Über den Bonifatiusweg hört man ja kaum etwas.
Die Strecke geht von Mainz bis Fulda über 173km, ich bin aber in Frankfurt gestartet.
Als blutiger Anfänger fand ich den Weg durchaus anspruchsvoll, für die alten Hasen hier sicher ein Klacks.
Der Weg führt durch sehr abwechslungsreiche Gegenden und Landschaften.
Die Etappen sind relativ gut zu planen, für den Anfang hab ich mir sehr kleine Etappen ausgesucht,
die kleinste 13km und dann langsam gesteigert.
Die längste Etappe waren 27km, allerdings nur weil ich mich verlaufen hab.
Eigentlich ist der Weg sehr gut ausgeschildert, aber ich war in Gedanke und hab nicht aufgepasst.
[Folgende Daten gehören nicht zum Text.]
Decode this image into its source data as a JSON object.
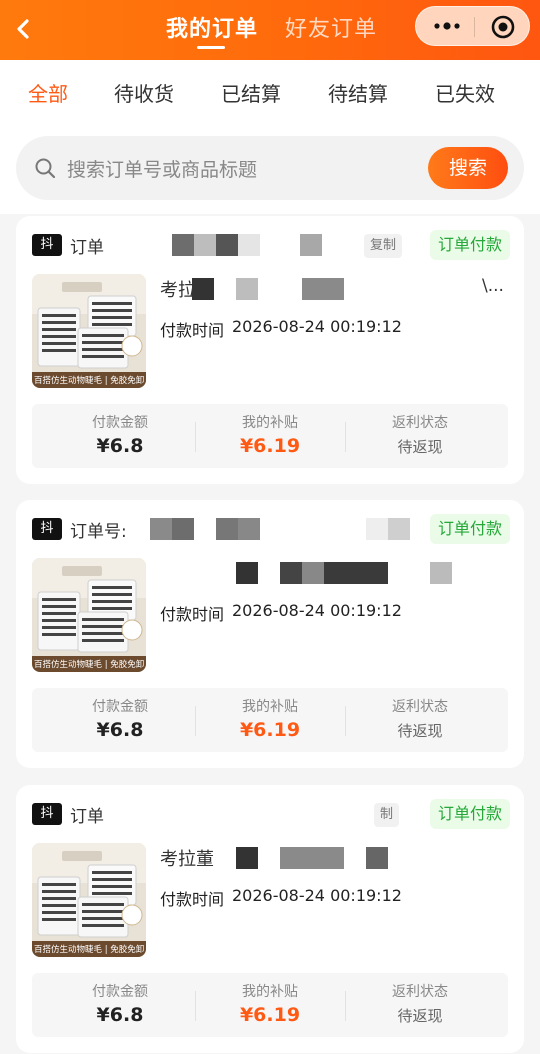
{
  "header": {
    "tabs": [
      {
        "label": "我的订单",
        "active": true
      },
      {
        "label": "好友订单",
        "active": false
      }
    ],
    "accent_color": "#ff6a0c"
  },
  "filters": {
    "tabs": [
      "全部",
      "待收货",
      "已结算",
      "待结算",
      "已失效"
    ],
    "active_index": 0
  },
  "search": {
    "placeholder": "搜索订单号或商品标题",
    "button_label": "搜索"
  },
  "orders": [
    {
      "platform_badge": "抖",
      "order_label": "订单",
      "tag": "复制",
      "status": "订单付款",
      "title": "考拉",
      "title_suffix": "\\...",
      "thumb_caption": "百搭仿生动物睫毛 | 免胶免卸",
      "paytime_label": "付款时间",
      "paytime": "2026-08-24 00:19:12",
      "pay_amount_label": "付款金额",
      "pay_amount": "¥6.8",
      "subsidy_label": "我的补贴",
      "subsidy": "¥6.19",
      "rebate_label": "返利状态",
      "rebate_status": "待返现"
    },
    {
      "platform_badge": "抖",
      "order_label": "订单号:",
      "tag": "",
      "status": "订单付款",
      "title": "",
      "title_suffix": "",
      "thumb_caption": "百搭仿生动物睫毛 | 免胶免卸",
      "paytime_label": "付款时间",
      "paytime": "2026-08-24 00:19:12",
      "pay_amount_label": "付款金额",
      "pay_amount": "¥6.8",
      "subsidy_label": "我的补贴",
      "subsidy": "¥6.19",
      "rebate_label": "返利状态",
      "rebate_status": "待返现"
    },
    {
      "platform_badge": "抖",
      "order_label": "订单",
      "tag": "制",
      "status": "订单付款",
      "title": "考拉董",
      "title_suffix": "",
      "thumb_caption": "百搭仿生动物睫毛 | 免胶免卸",
      "paytime_label": "付款时间",
      "paytime": "2026-08-24 00:19:12",
      "pay_amount_label": "付款金额",
      "pay_amount": "¥6.8",
      "subsidy_label": "我的补贴",
      "subsidy": "¥6.19",
      "rebate_label": "返利状态",
      "rebate_status": "待返现"
    }
  ]
}
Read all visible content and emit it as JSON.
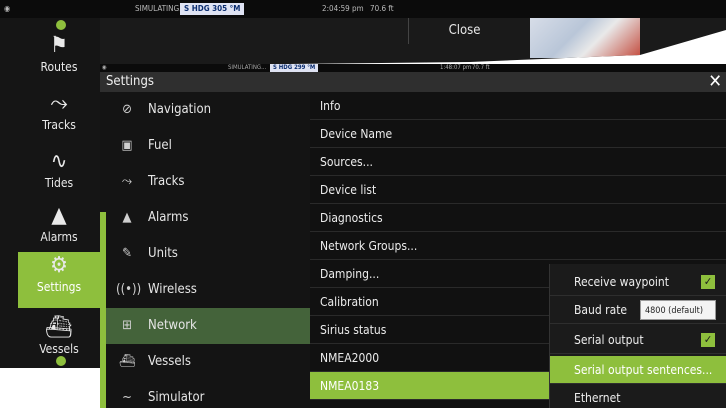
{
  "back": {
    "status": {
      "sim": "SIMULATING...",
      "hdg": "S HDG 305 °M",
      "time": "2:04:59 pm",
      "depth": "70.6 ft"
    },
    "close_label": "Close",
    "sidebar": [
      {
        "label": "Routes",
        "icon": "routes-icon"
      },
      {
        "label": "Tracks",
        "icon": "tracks-icon"
      },
      {
        "label": "Tides",
        "icon": "tides-icon"
      },
      {
        "label": "Alarms",
        "icon": "bell-icon"
      },
      {
        "label": "Settings",
        "icon": "gear-icon"
      },
      {
        "label": "Vessels",
        "icon": "vessel-icon"
      }
    ]
  },
  "front": {
    "status": {
      "sim": "SIMULATING...",
      "hdg": "S HDG 299 °M",
      "time": "1:48:07 pm",
      "depth": "70.7 ft"
    },
    "title": "Settings",
    "close_glyph": "✕",
    "menu": [
      {
        "label": "Navigation",
        "icon": "compass-icon"
      },
      {
        "label": "Fuel",
        "icon": "fuel-icon"
      },
      {
        "label": "Tracks",
        "icon": "tracks-icon"
      },
      {
        "label": "Alarms",
        "icon": "bell-icon"
      },
      {
        "label": "Units",
        "icon": "pencil-icon"
      },
      {
        "label": "Wireless",
        "icon": "wireless-icon"
      },
      {
        "label": "Network",
        "icon": "network-icon"
      },
      {
        "label": "Vessels",
        "icon": "vessel-icon"
      },
      {
        "label": "Simulator",
        "icon": "simulator-icon"
      }
    ],
    "list": [
      "Info",
      "Device Name",
      "Sources...",
      "Device list",
      "Diagnostics",
      "Network Groups...",
      "Damping...",
      "Calibration",
      "Sirius status",
      "NMEA2000",
      "NMEA0183"
    ],
    "subpanel": {
      "receive_waypoint": "Receive waypoint",
      "baud_rate": "Baud rate",
      "baud_value": "4800 (default)",
      "serial_output": "Serial output",
      "serial_output_sentences": "Serial output sentences...",
      "ethernet": "Ethernet"
    }
  },
  "colors": {
    "accent": "#8ebf3d",
    "active_menu": "#44633a"
  }
}
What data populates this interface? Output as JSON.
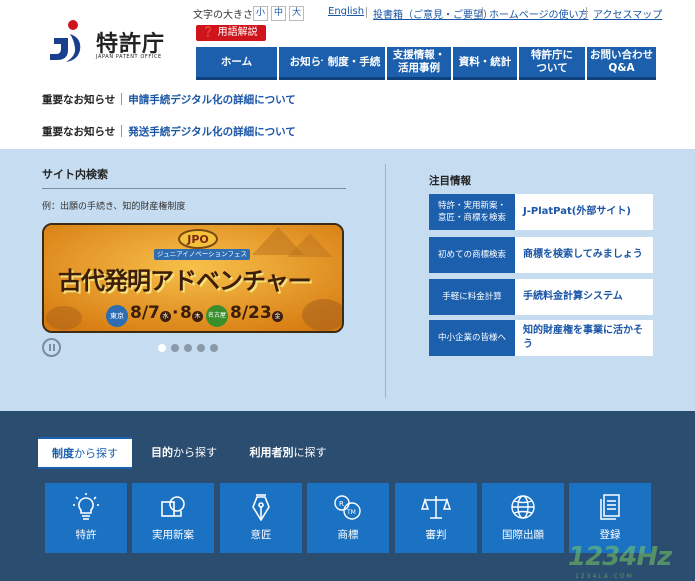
{
  "logo": {
    "name": "特許庁",
    "en": "JAPAN PATENT OFFICE"
  },
  "utility": {
    "font_size_label": "文字の大きさ",
    "font_sizes": [
      "小",
      "中",
      "大"
    ],
    "links": [
      "English",
      "投書箱（ご意見・ご要望）",
      "ホームページの使い方",
      "アクセスマップ"
    ],
    "glossary": "用語解説"
  },
  "nav": [
    {
      "label": "ホーム"
    },
    {
      "label": "お知らせ"
    },
    {
      "label": "制度・手続"
    },
    {
      "label1": "支援情報・",
      "label2": "活用事例"
    },
    {
      "label": "資料・統計"
    },
    {
      "label1": "特許庁に",
      "label2": "ついて"
    },
    {
      "label1": "お問い合わせ",
      "label2": "Q&A"
    }
  ],
  "notices": [
    {
      "label": "重要なお知らせ",
      "link": "申請手続デジタル化の詳細について"
    },
    {
      "label": "重要なお知らせ",
      "link": "発送手続デジタル化の詳細について"
    }
  ],
  "search": {
    "title": "サイト内検索",
    "example": "例：出願の手続き、知的財産権制度"
  },
  "banner": {
    "logo_text": "JPO",
    "sub": "ジュニアイノベーションフェス",
    "title": "古代発明アドベンチャー",
    "date1": "8/7",
    "day1": "水",
    "date2": "8",
    "day2": "木",
    "place1": "東京",
    "place2": "名古屋",
    "date3": "8/23",
    "day3": "金"
  },
  "attention": {
    "title": "注目情報",
    "items": [
      {
        "tag1": "特許・実用新案・",
        "tag2": "意匠・商標を検索",
        "link": "J-PlatPat(外部サイト)"
      },
      {
        "tag1": "初めての商標検索",
        "tag2": "",
        "link": "商標を検索してみましょう"
      },
      {
        "tag1": "手軽に料金計算",
        "tag2": "",
        "link": "手続料金計算システム"
      },
      {
        "tag1": "中小企業の皆様へ",
        "tag2": "",
        "link1": "知的財産権を事業に活かそ",
        "link2": "う"
      }
    ]
  },
  "tabs": [
    {
      "strong": "制度",
      "rest": "から探す"
    },
    {
      "strong": "目的",
      "rest": "から探す"
    },
    {
      "strong": "利用者別",
      "rest": "に探す"
    }
  ],
  "categories": [
    {
      "label": "特許",
      "icon": "lightbulb-icon"
    },
    {
      "label": "実用新案",
      "icon": "utility-model-icon"
    },
    {
      "label": "意匠",
      "icon": "pen-nib-icon"
    },
    {
      "label": "商標",
      "icon": "trademark-icon"
    },
    {
      "label": "審判",
      "icon": "scales-icon"
    },
    {
      "label": "国際出願",
      "icon": "globe-icon"
    },
    {
      "label": "登録",
      "icon": "document-icon"
    }
  ],
  "watermark": {
    "main": "1234Hz",
    "sub": "1234LA.COM"
  },
  "colors": {
    "brand_blue": "#1b5fad",
    "accent_red": "#d0141c",
    "light_blue": "#c6dcf1",
    "dark_navy": "#2b4d70"
  }
}
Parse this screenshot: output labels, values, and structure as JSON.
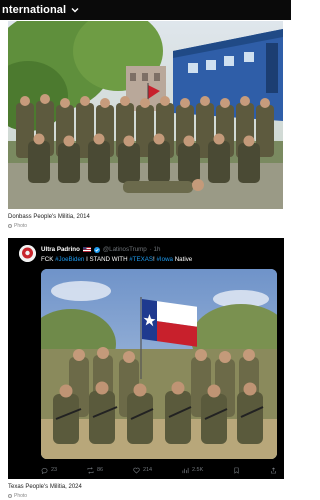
{
  "header": {
    "title": "nternational"
  },
  "post1": {
    "caption": "Donbass People's Militia, 2014",
    "type_label": "Photo"
  },
  "tweet": {
    "display_name": "Ultra Padrino",
    "handle": "@LatinosTrump",
    "time": "· 1h",
    "text_prefix": "FCK ",
    "tag1": "#JoeBiden",
    "text_mid": " I STAND WITH ",
    "tag2": "#TEXAS",
    "text_mid2": "! ",
    "tag3": "#Iowa",
    "text_suffix": " Native",
    "replies": "23",
    "reposts": "86",
    "likes": "214",
    "views": "2.5K"
  },
  "post2": {
    "caption": "Texas People's Militia, 2024",
    "type_label": "Photo"
  },
  "colors": {
    "link": "#1d9bf0",
    "tweet_bg": "#000000"
  }
}
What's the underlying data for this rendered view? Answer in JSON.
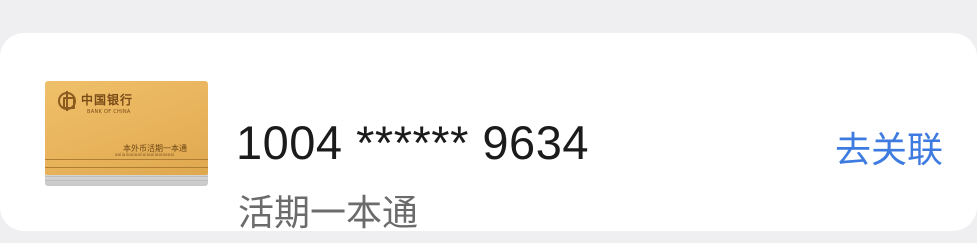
{
  "card": {
    "account_number": "1004 ****** 9634",
    "account_type": "活期一本通",
    "unlink_label": "去关联"
  },
  "passbook": {
    "bank_name_cn": "中国银行",
    "bank_name_en": "BANK OF CHINA",
    "type_label": "本外币活期一本通",
    "serial_text": "ooiiaiiooiooiioiiooiiooiooooi"
  },
  "colors": {
    "background": "#efeff1",
    "card": "#ffffff",
    "primary_text": "#1b1b1b",
    "secondary_text": "#6b6b6b",
    "link": "#3d7be0",
    "passbook_gold": "#e8b35b"
  },
  "icons": {
    "bank_logo": "boc-logo-icon"
  }
}
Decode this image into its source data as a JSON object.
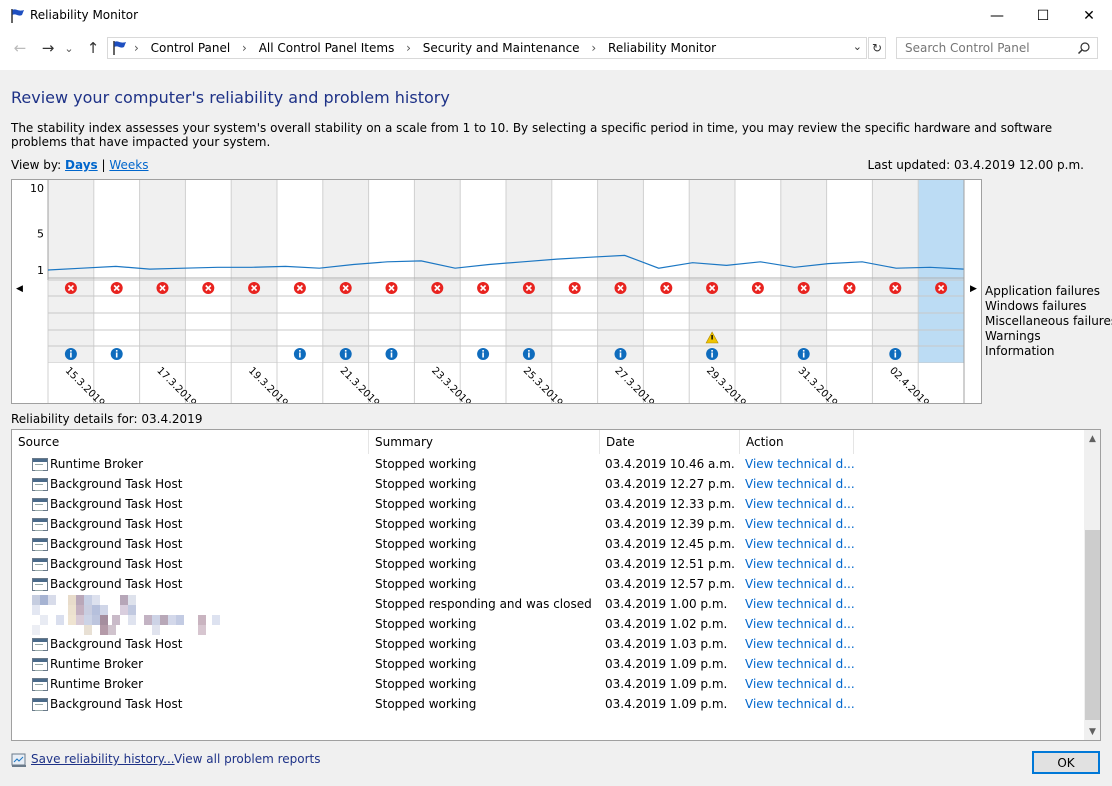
{
  "window": {
    "title": "Reliability Monitor",
    "minimize": "—",
    "maximize": "☐",
    "close": "✕"
  },
  "nav": {
    "back": "←",
    "forward": "→",
    "recent": "⌄",
    "up": "↑",
    "breadcrumbs": [
      "Control Panel",
      "All Control Panel Items",
      "Security and Maintenance",
      "Reliability Monitor"
    ],
    "separator": "›",
    "dropdown": "⌄",
    "refresh": "↻",
    "search_placeholder": "Search Control Panel"
  },
  "page": {
    "heading": "Review your computer's reliability and problem history",
    "description": "The stability index assesses your system's overall stability on a scale from 1 to 10. By selecting a specific period in time, you may review the specific hardware and software problems that have impacted your system.",
    "view_by_label": "View by:",
    "view_days": "Days",
    "view_sep": "|",
    "view_weeks": "Weeks",
    "last_updated": "Last updated: 03.4.2019 12.00 p.m."
  },
  "chart_data": {
    "type": "line",
    "y_ticks": [
      "10",
      "5",
      "1"
    ],
    "ylim": [
      1,
      10
    ],
    "columns": 20,
    "selected_column": 19,
    "x_labels": [
      "15.3.2019",
      "17.3.2019",
      "19.3.2019",
      "21.3.2019",
      "23.3.2019",
      "25.3.2019",
      "27.3.2019",
      "29.3.2019",
      "31.3.2019",
      "02.4.2019"
    ],
    "stability_index": [
      1.0,
      1.2,
      1.4,
      1.1,
      1.2,
      1.3,
      1.3,
      1.4,
      1.2,
      1.6,
      1.9,
      2.0,
      1.2,
      1.6,
      1.9,
      2.2,
      2.4,
      2.6,
      1.2,
      1.8,
      1.5,
      1.9,
      1.3,
      1.7,
      1.9,
      1.2,
      1.3,
      1.1
    ],
    "legend": [
      "Application failures",
      "Windows failures",
      "Miscellaneous failures",
      "Warnings",
      "Information"
    ],
    "application_failures": [
      1,
      1,
      1,
      1,
      1,
      1,
      1,
      1,
      1,
      1,
      1,
      1,
      1,
      1,
      1,
      1,
      1,
      1,
      1,
      1
    ],
    "warnings": [
      0,
      0,
      0,
      0,
      0,
      0,
      0,
      0,
      0,
      0,
      0,
      0,
      0,
      0,
      1,
      0,
      0,
      0,
      0,
      0
    ],
    "information": [
      1,
      1,
      0,
      0,
      0,
      1,
      1,
      1,
      0,
      1,
      1,
      0,
      1,
      0,
      1,
      0,
      1,
      0,
      1,
      0
    ],
    "scroll_left": "◀",
    "scroll_right": "▶"
  },
  "details": {
    "label": "Reliability details for: 03.4.2019",
    "columns": [
      "Source",
      "Summary",
      "Date",
      "Action"
    ],
    "sort_indicator": "^",
    "rows": [
      {
        "source": "Runtime Broker",
        "summary": "Stopped working",
        "date": "03.4.2019 10.46 a.m.",
        "action": "View  technical d..."
      },
      {
        "source": "Background Task Host",
        "summary": "Stopped working",
        "date": "03.4.2019 12.27 p.m.",
        "action": "View  technical d..."
      },
      {
        "source": "Background Task Host",
        "summary": "Stopped working",
        "date": "03.4.2019 12.33 p.m.",
        "action": "View  technical d..."
      },
      {
        "source": "Background Task Host",
        "summary": "Stopped working",
        "date": "03.4.2019 12.39 p.m.",
        "action": "View  technical d..."
      },
      {
        "source": "Background Task Host",
        "summary": "Stopped working",
        "date": "03.4.2019 12.45 p.m.",
        "action": "View  technical d..."
      },
      {
        "source": "Background Task Host",
        "summary": "Stopped working",
        "date": "03.4.2019 12.51 p.m.",
        "action": "View  technical d..."
      },
      {
        "source": "Background Task Host",
        "summary": "Stopped working",
        "date": "03.4.2019 12.57 p.m.",
        "action": "View  technical d..."
      },
      {
        "source": "",
        "summary": "Stopped responding and was closed",
        "date": "03.4.2019 1.00 p.m.",
        "action": "View  technical d..."
      },
      {
        "source": "",
        "summary": "Stopped working",
        "date": "03.4.2019 1.02 p.m.",
        "action": "View  technical d..."
      },
      {
        "source": "Background Task Host",
        "summary": "Stopped working",
        "date": "03.4.2019 1.03 p.m.",
        "action": "View  technical d..."
      },
      {
        "source": "Runtime Broker",
        "summary": "Stopped working",
        "date": "03.4.2019 1.09 p.m.",
        "action": "View  technical d..."
      },
      {
        "source": "Runtime Broker",
        "summary": "Stopped working",
        "date": "03.4.2019 1.09 p.m.",
        "action": "View  technical d..."
      },
      {
        "source": "Background Task Host",
        "summary": "Stopped working",
        "date": "03.4.2019 1.09 p.m.",
        "action": "View  technical d..."
      }
    ],
    "scroll_up": "▲",
    "scroll_down": "▼"
  },
  "footer": {
    "save_link": "Save reliability history...",
    "view_all_link": "View all problem reports",
    "ok": "OK"
  },
  "colors": {
    "heading": "#1e3287",
    "link": "#0066cc",
    "line": "#1c77c3",
    "selected": "#bcdcf4",
    "shaded": "#f0f0f0",
    "error": "#e8231f",
    "info": "#0f6cbd",
    "warning": "#f0c400"
  }
}
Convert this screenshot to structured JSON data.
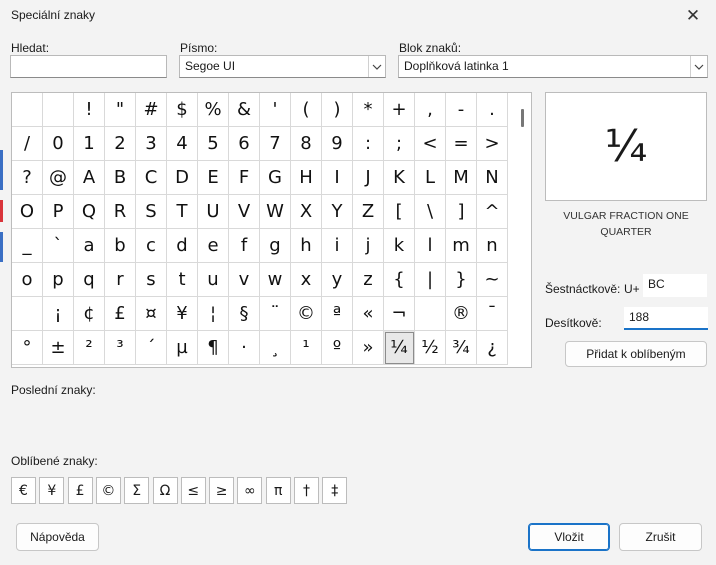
{
  "window": {
    "title": "Speciální znaky",
    "close_glyph": "✕"
  },
  "search": {
    "label": "Hledat:",
    "value": ""
  },
  "font": {
    "label": "Písmo:",
    "value": "Segoe UI"
  },
  "block": {
    "label": "Blok znaků:",
    "value": "Doplňková latinka 1"
  },
  "grid": {
    "cells": [
      " ",
      "!",
      "\"",
      "#",
      "$",
      "%",
      "&",
      "'",
      "(",
      ")",
      "*",
      "+",
      ",",
      "-",
      ".",
      "/",
      "0",
      "1",
      "2",
      "3",
      "4",
      "5",
      "6",
      "7",
      "8",
      "9",
      ":",
      ";",
      "<",
      "=",
      ">",
      "?",
      "@",
      "A",
      "B",
      "C",
      "D",
      "E",
      "F",
      "G",
      "H",
      "I",
      "J",
      "K",
      "L",
      "M",
      "N",
      "O",
      "P",
      "Q",
      "R",
      "S",
      "T",
      "U",
      "V",
      "W",
      "X",
      "Y",
      "Z",
      "[",
      "\\",
      "]",
      "^",
      "_",
      "`",
      "a",
      "b",
      "c",
      "d",
      "e",
      "f",
      "g",
      "h",
      "i",
      "j",
      "k",
      "l",
      "m",
      "n",
      "o",
      "p",
      "q",
      "r",
      "s",
      "t",
      "u",
      "v",
      "w",
      "x",
      "y",
      "z",
      "{",
      "|",
      "}",
      "~",
      "",
      "¡",
      "¢",
      "£",
      "¤",
      "¥",
      "¦",
      "§",
      "¨",
      "©",
      "ª",
      "«",
      "¬",
      "",
      "®",
      "¯",
      "°",
      "±",
      "²",
      "³",
      "´",
      "µ",
      "¶",
      "·",
      "¸",
      "¹",
      "º",
      "»",
      "¼",
      "½",
      "¾",
      "¿"
    ],
    "leading_blank": true,
    "selected_char": "¼"
  },
  "preview": {
    "char": "¼",
    "name": "VULGAR FRACTION ONE QUARTER"
  },
  "hex": {
    "label": "Šestnáctkově:",
    "prefix": "U+",
    "value": "BC"
  },
  "decimal": {
    "label": "Desítkově:",
    "value": "188"
  },
  "add_favorite_label": "Přidat k oblíbeným",
  "recent": {
    "label": "Poslední znaky:"
  },
  "favorites": {
    "label": "Oblíbené znaky:",
    "items": [
      "€",
      "¥",
      "£",
      "©",
      "Σ",
      "Ω",
      "≤",
      "≥",
      "∞",
      "π",
      "†",
      "‡"
    ]
  },
  "buttons": {
    "help": "Nápověda",
    "insert": "Vložit",
    "cancel": "Zrušit"
  },
  "colors": {
    "accent": "#1a73c8",
    "window_bg": "#f3f3f3"
  }
}
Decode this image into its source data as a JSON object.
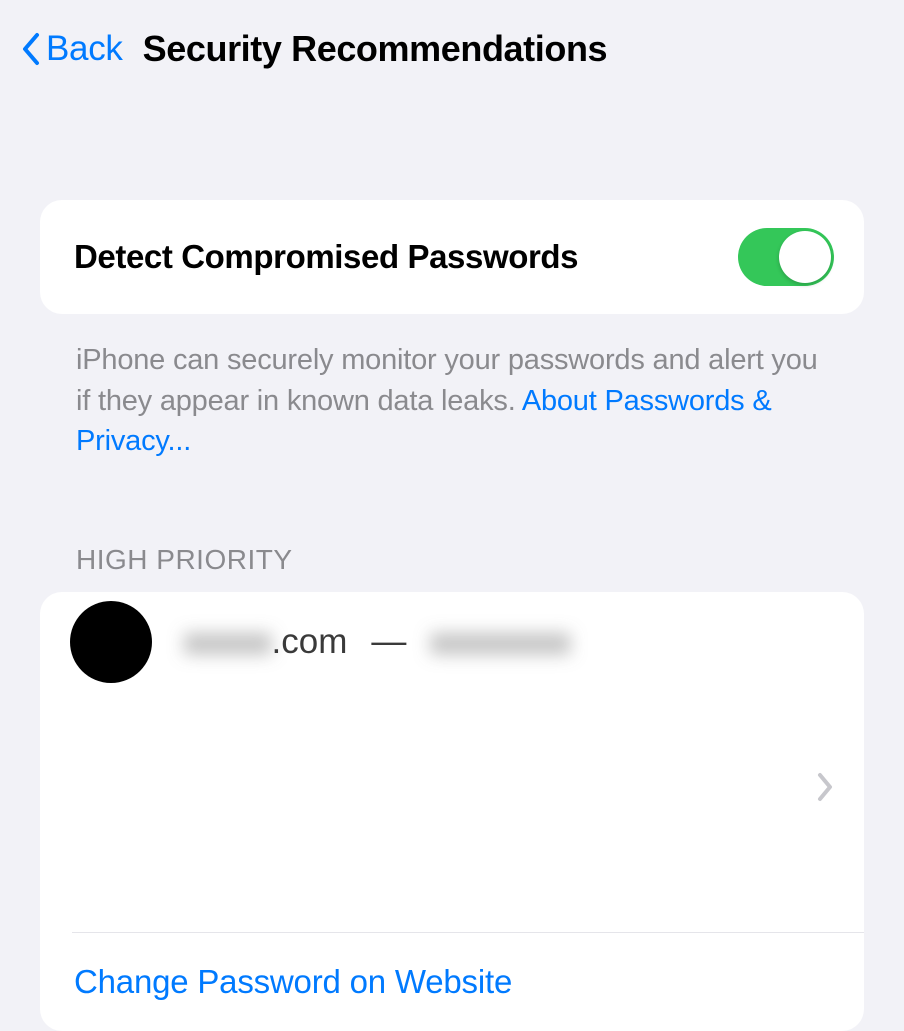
{
  "nav": {
    "back_label": "Back",
    "title": "Security Recommendations"
  },
  "detect_toggle": {
    "label": "Detect Compromised Passwords",
    "enabled": true
  },
  "description": {
    "text": "iPhone can securely monitor your passwords and alert you if they appear in known data leaks. ",
    "link_text": "About Passwords & Privacy..."
  },
  "section_header": "HIGH PRIORITY",
  "item": {
    "site_prefix": "xxxxx",
    "site_domain": ".com",
    "separator": "—",
    "account": "xxxxxxxx"
  },
  "action": {
    "change_password": "Change Password on Website"
  }
}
Das war definitiv zu viel, ich konnte danach keinen Meter mehr laufen und bin am nächsten Tag ein Stück mit dem Bus gefahren ( nur 3 km),
weil einfach nichts mehr ging.
Die Infrastruktur ist besonders im letzten Drittel sehr schwach.
An einem Tag ist mir das Wasser ausgegangen weil in sämtlichen Käffern durch die ich gekommen bin kein einziger Laden oder Gaststätte existierte.
Nicht einmal eine Tanke. Im letzten Kaff kurz vorm Verdursten hat mit eine freundliche Lady zwei Fläschchen Wasser geschenkt und mir das Leben gerettet.
Die schlimmste Etappe war zwischen Schotten-Burkhards und Herbstein-Steinfurt. Kilometerlang bergauf, kein einziger Ruheplatz mit Dach (es hat geregnet wie aus Eimern), und auf der gesamten Strecke kein Laden oder Cafe zu finden. Danach war ich ziemlich am Ende.
Dabei sind "bloß" etwa 550 Höhenmeter zu überqueren.
Da hab ich schon ein bisschen Schiss vor der ersten Etappe des Camino Frances.
Ich habe sehr gute Erfahrungen auf dem Weg gemacht und sehr schöne Begegnungen gehabt.
Andere Pilger hab ich zwar nicht getroffen, bin aber oft angesprochen worden und hatte nette Gespräche.
Ich war wirklich erstaunt über die Herzlichkeit die einem als Pilger entgegengebracht wird.
Mal hab ich einen Kaffee übern Zaun bekommen von einem Expilger, ein andermal saß ich erfroren und durchnässt an einer Bushaltestelle
und bin spontan eingeladen worden mich im benachbarten Backhaus aufzuwärmen. Ein Busfahrer wollte kein Geld von mir und hat mich kostenlos gefahren. In einer Pension bin ich aufgenommen worden wie ein Familienmitglied. Ich habe unglaublich viele herzliche Menschen getroffen.
Im Schnitt konnte ich für 35-40 Euro pro Nacht unterkommen mit Frühstück, darüber kann man glaub ich in Deutschland nicht meckern.
Die Runde war ja mehr oder weniger eine Generalprobe für den Jakobsweg den ich nächstes Frühjahr laufen möchte.
Aber ich muss sagen, die Runde war viel mehr als nur eine Generalprobe. Der Bonifatiusweg ist toll und der Moment der Ankunft
am Dom von Fulda schon ein ganz besonderer Moment.
Ich kann die Route uneingeschränkt empfehlen. (Auch für Anfänger mit Übergewicht.